Lance Armstrong's lawsuit against the U.S. Anti-Doping Agency was quickly dismissed by a judge who denied the cyclist's claim that the USADA's arbitration process was a "kangaroo court." U.S. District Court Judge Sam Sparks said Armstrong's suit was a "bitter polemic" designed to "incite public opinion" and threw it out of court hours after it was failed.
The retired cycling legend was accused by the USADA of taking part in a lengthy doping program during his career. He could be stripped of his seven Tour de France titles and banned from Olympic competition if he doesn't win a court order against the USADA by Saturday.
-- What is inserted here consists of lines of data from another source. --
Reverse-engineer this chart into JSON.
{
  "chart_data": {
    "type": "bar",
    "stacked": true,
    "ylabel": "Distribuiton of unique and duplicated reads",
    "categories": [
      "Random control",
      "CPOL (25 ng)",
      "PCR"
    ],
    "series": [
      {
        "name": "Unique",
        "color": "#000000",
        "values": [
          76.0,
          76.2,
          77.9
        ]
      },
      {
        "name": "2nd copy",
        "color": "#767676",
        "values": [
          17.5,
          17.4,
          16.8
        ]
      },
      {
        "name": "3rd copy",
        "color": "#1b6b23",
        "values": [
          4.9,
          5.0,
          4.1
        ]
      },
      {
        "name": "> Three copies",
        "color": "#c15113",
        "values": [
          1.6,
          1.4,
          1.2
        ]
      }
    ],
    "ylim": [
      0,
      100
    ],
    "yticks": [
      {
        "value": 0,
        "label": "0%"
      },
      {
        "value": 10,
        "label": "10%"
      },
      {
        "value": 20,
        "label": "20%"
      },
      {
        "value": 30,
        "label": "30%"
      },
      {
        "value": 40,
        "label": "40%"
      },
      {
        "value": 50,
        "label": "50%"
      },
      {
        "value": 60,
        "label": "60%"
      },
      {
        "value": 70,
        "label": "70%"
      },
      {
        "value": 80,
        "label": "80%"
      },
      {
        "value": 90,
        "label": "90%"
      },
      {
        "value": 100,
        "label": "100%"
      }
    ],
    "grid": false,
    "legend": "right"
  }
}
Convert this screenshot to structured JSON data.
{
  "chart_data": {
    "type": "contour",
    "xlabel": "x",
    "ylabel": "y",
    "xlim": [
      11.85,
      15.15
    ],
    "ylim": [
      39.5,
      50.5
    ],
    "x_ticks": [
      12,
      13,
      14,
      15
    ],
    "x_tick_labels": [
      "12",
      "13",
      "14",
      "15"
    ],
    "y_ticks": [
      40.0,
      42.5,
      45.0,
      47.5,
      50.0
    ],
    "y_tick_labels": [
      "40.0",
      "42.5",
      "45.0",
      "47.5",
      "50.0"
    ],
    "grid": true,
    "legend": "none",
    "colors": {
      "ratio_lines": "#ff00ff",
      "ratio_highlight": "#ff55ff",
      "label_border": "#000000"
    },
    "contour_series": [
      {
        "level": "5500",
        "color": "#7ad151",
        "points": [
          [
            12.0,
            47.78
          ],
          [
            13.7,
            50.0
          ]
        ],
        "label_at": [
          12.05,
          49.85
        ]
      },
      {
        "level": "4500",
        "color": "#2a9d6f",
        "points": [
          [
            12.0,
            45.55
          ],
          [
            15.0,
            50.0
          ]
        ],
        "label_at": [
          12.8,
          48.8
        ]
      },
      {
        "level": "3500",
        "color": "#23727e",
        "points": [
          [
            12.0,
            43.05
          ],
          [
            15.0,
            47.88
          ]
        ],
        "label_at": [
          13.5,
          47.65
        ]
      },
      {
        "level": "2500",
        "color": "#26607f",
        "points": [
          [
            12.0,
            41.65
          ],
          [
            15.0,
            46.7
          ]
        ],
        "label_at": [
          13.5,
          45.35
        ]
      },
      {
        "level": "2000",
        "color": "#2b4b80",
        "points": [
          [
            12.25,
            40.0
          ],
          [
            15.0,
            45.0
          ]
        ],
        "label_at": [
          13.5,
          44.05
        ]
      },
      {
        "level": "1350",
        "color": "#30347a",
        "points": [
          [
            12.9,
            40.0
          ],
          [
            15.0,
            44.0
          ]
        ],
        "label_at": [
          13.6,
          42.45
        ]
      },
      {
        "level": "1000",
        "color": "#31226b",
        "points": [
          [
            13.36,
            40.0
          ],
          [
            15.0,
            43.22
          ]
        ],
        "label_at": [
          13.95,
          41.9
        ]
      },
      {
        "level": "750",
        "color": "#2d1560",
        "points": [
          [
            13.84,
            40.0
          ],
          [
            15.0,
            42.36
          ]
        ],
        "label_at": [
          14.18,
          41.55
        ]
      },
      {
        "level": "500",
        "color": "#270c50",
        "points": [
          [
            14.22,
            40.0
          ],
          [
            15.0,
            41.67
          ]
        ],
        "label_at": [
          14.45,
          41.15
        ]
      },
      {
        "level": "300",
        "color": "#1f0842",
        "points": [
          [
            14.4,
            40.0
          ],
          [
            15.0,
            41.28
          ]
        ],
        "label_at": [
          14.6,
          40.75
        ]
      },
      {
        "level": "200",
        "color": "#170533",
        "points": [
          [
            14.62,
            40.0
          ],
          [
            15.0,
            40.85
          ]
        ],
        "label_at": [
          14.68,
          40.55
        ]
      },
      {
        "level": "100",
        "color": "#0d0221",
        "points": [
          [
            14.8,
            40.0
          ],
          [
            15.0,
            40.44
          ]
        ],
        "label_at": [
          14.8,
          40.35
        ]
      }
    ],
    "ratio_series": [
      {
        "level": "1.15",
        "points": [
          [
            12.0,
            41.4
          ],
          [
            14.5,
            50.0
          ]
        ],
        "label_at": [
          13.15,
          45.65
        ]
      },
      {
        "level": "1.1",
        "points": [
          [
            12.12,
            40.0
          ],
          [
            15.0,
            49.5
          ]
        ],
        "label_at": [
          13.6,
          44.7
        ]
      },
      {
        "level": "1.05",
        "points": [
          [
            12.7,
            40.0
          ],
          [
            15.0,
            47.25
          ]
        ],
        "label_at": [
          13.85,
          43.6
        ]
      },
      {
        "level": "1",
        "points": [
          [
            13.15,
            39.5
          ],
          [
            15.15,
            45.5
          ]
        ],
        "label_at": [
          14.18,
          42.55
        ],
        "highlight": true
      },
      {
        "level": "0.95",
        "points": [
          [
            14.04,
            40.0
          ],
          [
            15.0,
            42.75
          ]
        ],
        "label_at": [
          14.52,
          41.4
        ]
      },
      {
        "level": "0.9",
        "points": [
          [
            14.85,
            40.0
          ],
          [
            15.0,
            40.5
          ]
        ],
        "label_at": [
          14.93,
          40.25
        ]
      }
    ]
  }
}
It was claimed in the 80-page lawsuit that Armstrong's constitutional rights were violated. Judge Sparks wasn't listening. He wrote a terse, three-page rejection of Armstrong's suit:
"This court is not inclined to indulge Armstrong's desire for publicity, self-aggrandizement or vilification of Defendants by sifting through eighty mostly unnecessary pages in search of the few kernels of material relevant to his claims. Contrary to Armstrong's apparent belief, pleadings filed in the United States District Courts are not press releases, internet blogs, or pieces of investigative journalism. [...] The bulk of these paragraphs contain 'allegations' that are wholly irrelevant to Armstrong's claims — and which, the Court must presume, were included solely to increase media coverage of the case, and to incite public opinion against Defendants."
Sparks used derisive air quotes and everything. That's a stern rebuke from the bench.
In my professional legal opinion (watching "Matlock" at off hours), this order from Judge Sparks is most reminiscent of the landmark Ohhhhhhh!! v. Snap!! decision from the 1930s, with influences of Justice Brennan's "Talk to the Hand" majority opinion.